El borracho y su caballo gimen; uno de cansancio, otro de desesperación. Van a todo galope. Llegan a una masa de tablones con techo de lámina que apenas puede llamarse casa. El caballo queda sin amarrar, el borracho azota la puerta y se tumba en el piso de tierra. Su mujer despierta, le reclama lo tarde y el aliento a charanda.
—Cállate —dice él— que ya nos llevó la chingada… bueno, sólo a ti.
Aquél cuenta una historia increíble. La mujer escucha, ofendida por haber sido moneda de algo tan humano como las ansias de beber. Ella piensa como nunca, pues su vida depende de ello. Tiene que creerle; lo hace. Ahora, a solucionar los desmanes de su esposo. Ya debería estar acostumbrada: peleas con otros borrachos, con la policía, adulterio, deudas de juego. Aquél es un completo fracaso. No es un bueno para nada, sino un malo para todo. Y tan malo y tan estúpido que pone en riesgo algo que ni siquiera es suyo.
—Voy por mi rebozo —concluye la mujer.
—Ni un rebozo caro te salva de ésta.
—Cualquier rebozo sirve.
La mujer sale. Recorre en sentido inverso la carrera de aquél. Llega a la cañada y observa. El trajeado está a unos cuantos metros de terminar el puente. Ella quiere huir. Regresar a casa de sus papás o abandonar todo. Convertir en un mal recuerdo esta vida que le ha tocado e irse hacia el norte donde todo está mejor, donde todo tiene que estar mejor.

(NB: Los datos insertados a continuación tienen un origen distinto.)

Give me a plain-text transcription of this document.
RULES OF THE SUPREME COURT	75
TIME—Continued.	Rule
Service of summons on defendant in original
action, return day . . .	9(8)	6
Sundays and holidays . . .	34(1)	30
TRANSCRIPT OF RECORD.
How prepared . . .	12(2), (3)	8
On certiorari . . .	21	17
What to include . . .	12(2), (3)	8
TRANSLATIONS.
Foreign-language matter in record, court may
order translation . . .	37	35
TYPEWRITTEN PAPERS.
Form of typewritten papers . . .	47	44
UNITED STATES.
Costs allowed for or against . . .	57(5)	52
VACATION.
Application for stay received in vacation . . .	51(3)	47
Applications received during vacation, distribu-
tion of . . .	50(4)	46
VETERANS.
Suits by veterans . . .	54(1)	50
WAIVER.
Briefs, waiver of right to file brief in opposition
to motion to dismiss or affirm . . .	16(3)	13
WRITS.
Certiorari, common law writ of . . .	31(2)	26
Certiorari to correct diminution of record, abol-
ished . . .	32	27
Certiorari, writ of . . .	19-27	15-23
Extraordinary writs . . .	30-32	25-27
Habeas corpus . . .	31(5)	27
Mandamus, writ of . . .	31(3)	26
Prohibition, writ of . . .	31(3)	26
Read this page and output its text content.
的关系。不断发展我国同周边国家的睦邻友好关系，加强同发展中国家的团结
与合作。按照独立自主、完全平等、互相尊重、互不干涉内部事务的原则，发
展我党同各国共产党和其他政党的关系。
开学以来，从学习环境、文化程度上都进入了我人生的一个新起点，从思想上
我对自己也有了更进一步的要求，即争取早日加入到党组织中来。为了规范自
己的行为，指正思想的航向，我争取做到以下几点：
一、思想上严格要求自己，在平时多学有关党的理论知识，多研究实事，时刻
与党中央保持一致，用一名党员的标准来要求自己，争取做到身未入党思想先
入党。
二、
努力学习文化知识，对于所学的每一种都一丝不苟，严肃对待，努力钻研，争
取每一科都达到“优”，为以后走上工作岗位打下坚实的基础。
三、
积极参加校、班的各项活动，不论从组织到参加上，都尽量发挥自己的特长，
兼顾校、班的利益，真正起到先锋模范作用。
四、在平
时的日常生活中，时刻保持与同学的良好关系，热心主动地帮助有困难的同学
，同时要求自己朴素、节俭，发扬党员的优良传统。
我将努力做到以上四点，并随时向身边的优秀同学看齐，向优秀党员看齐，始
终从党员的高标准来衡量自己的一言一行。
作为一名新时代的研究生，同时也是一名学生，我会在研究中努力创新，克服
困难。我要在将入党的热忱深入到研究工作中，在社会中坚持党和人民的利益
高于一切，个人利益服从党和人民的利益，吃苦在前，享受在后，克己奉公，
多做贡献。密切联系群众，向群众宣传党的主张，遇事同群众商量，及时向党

La mujer sube a uno de los pilotes, se coloca el rebozo sobre la cabeza, lo pasa por el cuello, lo sujeta de los hombros, lo cuelga de los brazos e imita, lo mejor que puede, a un gallo. Entre el miedo y la excitación, suena un canto real. Aun los gallos auténticos se confundirían, se preguntarían, si hablar fuera algo que hicieran: “¿Quién es el nuevo del barrio?”, “Ha de andar borracho, con esos cantos a deshoras”. Kikiriki, kikiriki, repite una y otra vez la mujer. Cacarea como nunca un gallo lo ha hecho, porque ella no es un gallo sino una mujer que necesita serlo. El constructor se vuelve; en el otro extremo, un ave de corral malformada, con cresta negra y sin pico, le ha dado la victoria al borracho. Sus manos están hartas de trabajar para una obra de nada. Grita, que más que grito es un estruendo, el último aliento de un volcán destruido por su propia efervescencia. Desaparece.
Ella se queda. Por un segundo, parece más joven de lo que es. No se ha salvado por un pelo de rana calva, sino por un canto de gallo falso. El regreso a su casa es eterno y purificador, tanto que ya sabe qué le va a decir a aquél:
—A ti ni la chingada te va a querer. Te largas, que aquí nomás estorbas.